この日まで積み重ねてきたお互いの伝統や組織力を考えても、その差は明らかだった。部員不足で昨秋とこの春の大会にも出場していない三木東にとっては、何をとっても、勝っているものはなかった。
三木東の徳岡佑介監督は言う。
「1回戦を14年ぶりに制したのは嬉しいことなのですけど、勝ったことがないチームだったので、それからというのをどうもっていったら良いのか分かっていなかった。初戦を勝った勢いをうまく、次の試合につなげられなかった」
それでも、藤川には忸怩たる思いがあった。
昨夏、1回戦の星陵戦、4対6で敗れた試合で最後のバッターが藤川だったからだ。
「サードゴロでした。自分が最後のバッターになって、先輩の試合を終わらせてしまった。その悔しい想いはずっと持ち続けていたし、この夏、勝ちたいと思ってやってきました」
部員が少なくても、同じ高校野球。
藤川にも、今大会に懸ける意気込みがあったのだ。
「なかなか勝てなくて、僕らの代で1勝できたのは嬉しい。今日の試合も気持ちは報徳に負けていませんでした。1回の報徳の攻撃を0点で抑えられたのも、僕たちの気持ちが勝ったから」
1回、先発した1年生左腕の河合義宜は、角度のあるストレートとスライダーで打者に対峙していた。投球面以外に課題が多く走者が出れば必ず盗塁をされたが、それでも、粘り強く投げ抜いていた。

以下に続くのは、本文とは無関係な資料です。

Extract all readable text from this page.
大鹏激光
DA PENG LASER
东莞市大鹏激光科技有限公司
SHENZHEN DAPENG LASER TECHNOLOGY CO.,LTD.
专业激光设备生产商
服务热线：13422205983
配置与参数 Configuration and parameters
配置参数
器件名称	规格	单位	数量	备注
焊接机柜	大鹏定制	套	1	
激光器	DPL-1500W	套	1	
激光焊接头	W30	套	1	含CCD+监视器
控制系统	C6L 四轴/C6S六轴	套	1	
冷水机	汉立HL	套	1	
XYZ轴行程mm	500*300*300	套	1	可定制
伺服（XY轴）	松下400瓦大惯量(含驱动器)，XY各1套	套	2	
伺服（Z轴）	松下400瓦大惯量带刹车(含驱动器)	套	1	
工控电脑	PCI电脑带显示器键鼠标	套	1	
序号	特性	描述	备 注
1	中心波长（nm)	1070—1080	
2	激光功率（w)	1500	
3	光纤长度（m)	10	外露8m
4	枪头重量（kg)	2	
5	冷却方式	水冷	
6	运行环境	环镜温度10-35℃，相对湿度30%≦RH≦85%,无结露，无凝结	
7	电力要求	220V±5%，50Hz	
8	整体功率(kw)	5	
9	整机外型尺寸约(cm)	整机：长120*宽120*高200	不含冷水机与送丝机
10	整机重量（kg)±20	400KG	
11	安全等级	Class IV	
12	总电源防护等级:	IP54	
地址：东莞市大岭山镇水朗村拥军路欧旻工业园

2回からは猛攻を浴びた。5回で10失点。「取れるアウトを取って積み重ねていく」と指揮官の目指す野球を実践することができなかった。
とはいえ、部員が少なく、練習もままならないチームが14年ぶりの1勝と強豪校と対戦したのだ。
この2試合の経験が今後への礎になる。
徳岡監督は言う。
「報徳学園とやれたこともそうだし、このような舞台を経験できたこと大きかった。1、2年生が多いので、この経験を生かしたい」
1年生でマウンドを守った河合は誓う。
「2試合とも自分の良い球は投げられましたけど、報徳学園は予想以上に強いチームでした。もっともっと練習して、甲子園に行けるくらいのチームになりたい」
夏の大会1勝からその先まで。
三木東のこれからに注目したい。